In a database, consistency and transactions are closely related. Consistency in a distributed database is essentially talking about data consistency and transactional consistency.
Data consistency
Strong consistency (linear consistency)
- Analysis: After the update operation is complete, any access by more than one subsequent process will return the latest updated value. That is, what did the user write the last time and what is guaranteed to read the next time
- Scenario: Payment function. After the payment, the balance in the account needs to be updated in real time. When the balance in the account is read again, the updated amount is read.
Weak consistency
- Analysis: After the data is written successfully, the system does not promise to read the latest updated value in real time, nor does it guarantee when it can read the updated value
- Scenario: It takes a period of time for a user to read that an operation updates system data. For example, after completing a test, it may take some time for the test report to be read
Final consistency (special case of weak consistency)

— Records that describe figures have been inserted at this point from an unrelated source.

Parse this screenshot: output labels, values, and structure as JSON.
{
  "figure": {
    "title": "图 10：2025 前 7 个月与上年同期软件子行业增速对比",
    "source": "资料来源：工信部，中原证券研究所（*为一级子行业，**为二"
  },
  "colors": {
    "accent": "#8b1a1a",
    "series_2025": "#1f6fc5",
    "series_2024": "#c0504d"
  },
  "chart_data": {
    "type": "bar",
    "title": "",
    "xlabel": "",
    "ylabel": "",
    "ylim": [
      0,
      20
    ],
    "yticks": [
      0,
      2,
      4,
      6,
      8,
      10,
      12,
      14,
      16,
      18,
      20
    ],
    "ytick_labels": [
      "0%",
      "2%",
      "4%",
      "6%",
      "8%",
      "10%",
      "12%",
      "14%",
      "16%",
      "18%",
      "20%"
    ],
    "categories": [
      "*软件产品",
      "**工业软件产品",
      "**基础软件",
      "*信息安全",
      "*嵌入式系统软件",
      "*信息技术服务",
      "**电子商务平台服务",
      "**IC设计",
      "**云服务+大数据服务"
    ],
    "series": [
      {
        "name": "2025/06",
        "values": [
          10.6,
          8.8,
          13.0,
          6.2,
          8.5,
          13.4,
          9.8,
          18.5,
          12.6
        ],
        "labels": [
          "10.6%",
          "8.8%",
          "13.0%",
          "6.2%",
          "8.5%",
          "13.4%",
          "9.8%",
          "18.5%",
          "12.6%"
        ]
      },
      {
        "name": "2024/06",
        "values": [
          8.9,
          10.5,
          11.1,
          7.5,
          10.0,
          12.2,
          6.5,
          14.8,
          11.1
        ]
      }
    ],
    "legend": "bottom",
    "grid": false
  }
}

- After the system updates data, all copies of the data, after a period of synchronization, can finally reach a consistent state. The essence of final consistency is that the system is required to guarantee final consistency, not immediate consistency.
- The end result is consistent, and the main impact may be network latency, system load, or synchronizing multiple replicas in the absence of faults
Ultimate consistency is divided into more models based on the different guarantees it provides
Causal consistency
- Analysis: there is a causal sequence of operations, after the pre-process processing by the post-process processing.

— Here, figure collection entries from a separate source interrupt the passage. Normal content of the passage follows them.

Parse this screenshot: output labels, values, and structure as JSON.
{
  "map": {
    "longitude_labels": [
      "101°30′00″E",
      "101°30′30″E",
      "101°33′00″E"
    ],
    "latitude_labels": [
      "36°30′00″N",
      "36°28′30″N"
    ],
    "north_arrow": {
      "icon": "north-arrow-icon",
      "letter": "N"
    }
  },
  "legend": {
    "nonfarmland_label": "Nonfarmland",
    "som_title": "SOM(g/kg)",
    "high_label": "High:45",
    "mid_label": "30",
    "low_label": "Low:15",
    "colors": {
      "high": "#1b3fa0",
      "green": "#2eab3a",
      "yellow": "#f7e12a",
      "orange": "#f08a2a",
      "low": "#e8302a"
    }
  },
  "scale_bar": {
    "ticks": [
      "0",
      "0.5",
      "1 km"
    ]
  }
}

- Scenario: After process A updates some data, process B notifies process B. Then process B obtains the updated data from process A. If process B operates on the data, it is based on the latest updated value of process A
Session consistency
- Analysis: The process of accessing system data is framed in a session, and the convention is that the system can ensure the consistency of “read by yourself” in the same valid session.
- Scenario: There is a distributed session consistency problem
In short, in actual business scenarios, different businesses have different requirements for data inconsistency, which can be used according to ACID and Base theory.